ADVERTISEMENT

Ontario Election 2025

Ont. snap election wipes bill to reunite senior couples separated in care

Published: 

Ontario's snap election has sidelined a bill to reunite senior couples living separately in long-term care homes. CTV’s Spencer Turcotte reports.

The snap election in Ontario will have significant implications on a bill that would reunite senior couples separated in long-term care.

All legislation that was yet to pass at Queen’s Park has been wiped from the docket and will need to be re-submitted under the next government.

It’s not the update 85-year-old Jim McLeod was hoping to hear. He currently lives at Fairview Mennonite Home in Cambridge, Ont. and has been separated from his wife Joan, who requires long-term care, since 2017.

“She resides in Hilltop Manor in Cambridge, which is approximately a 25-minute drive from where I live,” McLeod explained. “I have visited her over the past seven-and-a-half years, approximately 2,600 times.”

The pair have been married for 66 years and being apart will never feel normal.

“I find it difficult to bring Joan to Fairview because she doesn’t want to go back,” McLeod said.

Waterloo MPP Catherine Fife and Jim McLeod holding a picture of Jim and his wife Joan. (Spencer Turcotte/CTV News) Waterloo MPP Catherine Fife and Jim McLeod holding a picture of Jim and his wife Joan. (Spencer Turcotte/CTV News)

He’s been fighting since 2019, alongside Waterloo MPP Catherine Fife, to make Bill 21 – the ‘Till Death Do Us Part Act’ – a reality.

The legislation would eliminate spousal separation in Ontario’s long-term care system. But now that an election has been called, that’s no longer the case.

“It essentially kills the bill once again,” Fife said.

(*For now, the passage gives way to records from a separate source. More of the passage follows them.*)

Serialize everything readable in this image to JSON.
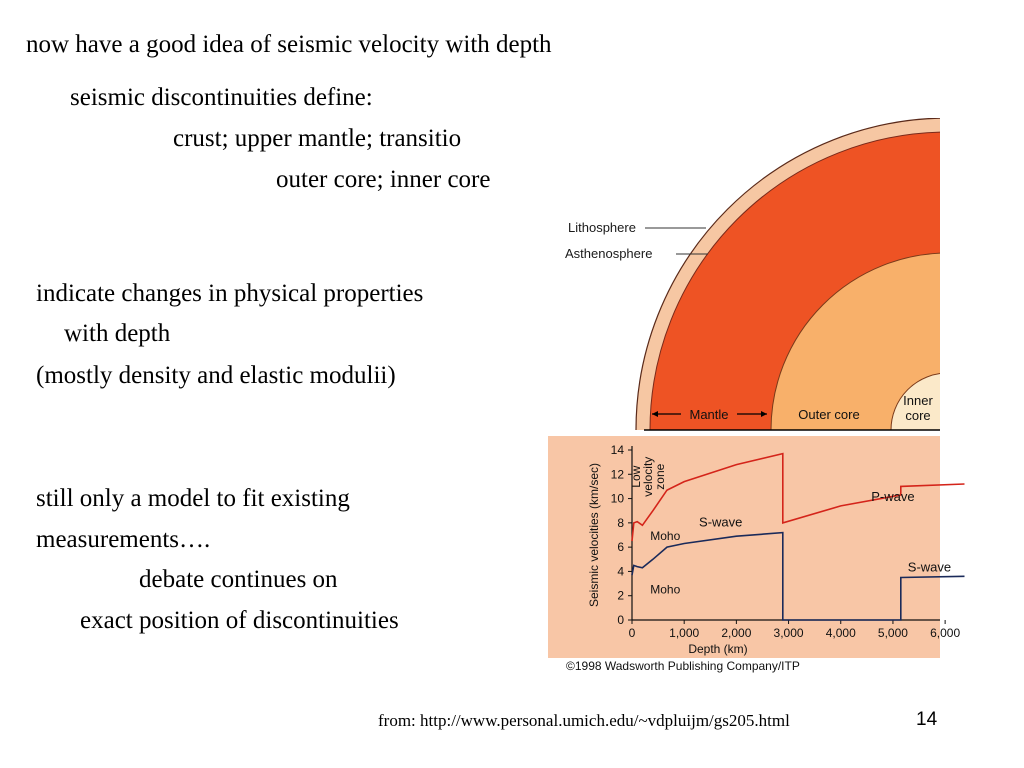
{
  "slide": {
    "title": "now have a good idea of seismic velocity with depth",
    "disc_intro": "seismic discontinuities define:",
    "disc_line1": "crust; upper mantle; transitio",
    "disc_line2": "outer core; inner core",
    "indicate_line1": "indicate changes in physical properties",
    "indicate_line2": "with depth",
    "indicate_line3": "(mostly density and elastic modulii)",
    "model_line1": "still only a model to fit existing",
    "model_line2": "measurements….",
    "debate_line1": "debate continues on",
    "debate_line2": "exact position of discontinuities",
    "footer_source": "from: http://www.personal.umich.edu/~vdpluijm/gs205.html",
    "page_number": "14"
  },
  "figure": {
    "earth_labels": {
      "lithosphere": "Lithosphere",
      "asthenosphere": "Asthenosphere",
      "mantle": "Mantle",
      "outer_core": "Outer core",
      "inner_core_1": "Inner",
      "inner_core_2": "core"
    },
    "colors": {
      "crust": "#f6c7a3",
      "mantle": "#ee5324",
      "outer_core": "#f8b06a",
      "inner_core": "#fbe9c9",
      "plot_bg": "#f8c6a6",
      "p_wave": "#d4241a",
      "s_wave": "#1a2a5a"
    },
    "copyright": "©1998 Wadsworth Publishing Company/ITP"
  },
  "chart_data": {
    "type": "line",
    "xlabel": "Depth (km)",
    "ylabel": "Seismic velocities (km/sec)",
    "xlim": [
      0,
      6400
    ],
    "ylim": [
      0,
      14
    ],
    "x_ticks": [
      "0",
      "1,000",
      "2,000",
      "3,000",
      "4,000",
      "5,000",
      "6,000"
    ],
    "y_ticks": [
      "0",
      "2",
      "4",
      "6",
      "8",
      "10",
      "12",
      "14"
    ],
    "annotations": {
      "low_velocity_zone_1": "Low",
      "low_velocity_zone_2": "velocity",
      "low_velocity_zone_3": "zone",
      "moho_p": "Moho",
      "moho_s": "Moho"
    },
    "series": [
      {
        "name": "P-wave",
        "points": [
          [
            0,
            6.5
          ],
          [
            35,
            8.0
          ],
          [
            100,
            8.1
          ],
          [
            200,
            7.8
          ],
          [
            400,
            9.0
          ],
          [
            670,
            10.7
          ],
          [
            1000,
            11.4
          ],
          [
            2000,
            12.8
          ],
          [
            2890,
            13.7
          ],
          [
            2890,
            8.0
          ],
          [
            4000,
            9.4
          ],
          [
            5150,
            10.3
          ],
          [
            5150,
            11.0
          ],
          [
            6371,
            11.2
          ]
        ]
      },
      {
        "name": "S-wave",
        "points": [
          [
            0,
            3.7
          ],
          [
            35,
            4.5
          ],
          [
            100,
            4.4
          ],
          [
            200,
            4.3
          ],
          [
            400,
            5.0
          ],
          [
            670,
            6.0
          ],
          [
            1000,
            6.3
          ],
          [
            2000,
            6.9
          ],
          [
            2890,
            7.2
          ],
          [
            2890,
            0
          ],
          [
            5150,
            0
          ],
          [
            5150,
            3.5
          ],
          [
            6371,
            3.6
          ]
        ]
      }
    ]
  }
}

It will have to be re-tabled and re-debated under a new government, making it the fourth time the bill would have to be re-introduced.

“The legislation passed the first time and the second time. But the government has never acted on it. And to date, even the Ford government in the second round voted for the bill. However, they sent it to committee where it’s been, languishing for over 800 days,” said Fife.

Long-term care researcher Vivian Stamatopoulos isn’t surprised.

She worked on another bill, with MPP Lisa Gretzky during the pandemic lockdowns, to re-unite separated families in congregate care settings. That bill eventually fell through because government was prorogued.

“Not only is it dangerous to separate these people, but it’s cruel. It’s inhumane, and it’s frankly unhealthy,” said Stamatopolous, an associate professor at Ontario Tech University. “We saw during the pandemic that any form of prolonged isolation, it kills. It frankly kills.”

She added that capacity is likely the main factor why Fife’s bill has hit a wall.

“The roadblocks are capacity issues. There’s no question about it,” said Stamatopoulos. “It doesn’t help us that we’ve had, I believe, six long-term care homes already announced that they are closing because they don’t want to make the necessary safety upgrades. So we are losing upwards of 500 long-term care beds.”

Both Fife and McLeod know they’re in a race against time. Two seniors in his retirement home had their spouses die, while living in separate long-term care facilities, within the last few years.

McLeod doesn’t want that to happen to his dear Joan.

“She’s very listless and doesn’t think anything will ever happen and she’ll be stuck there for the rest of her life,” he said.

In an email to CTV News, the Ontario Progressive Conservative party stated they created a system that prioritizes reuniting and keeping senior couples together, called the Fixing Long-Term Care Act.

In part, the party said “As always, the highest priority must go to Ontarians with acute care needs. The candidate’s Bill does not include care requirements, meaning spouses with minimal care needs—or no needs at all—could be pushed to the top of the waitlist at the expense of others in urgent need of care."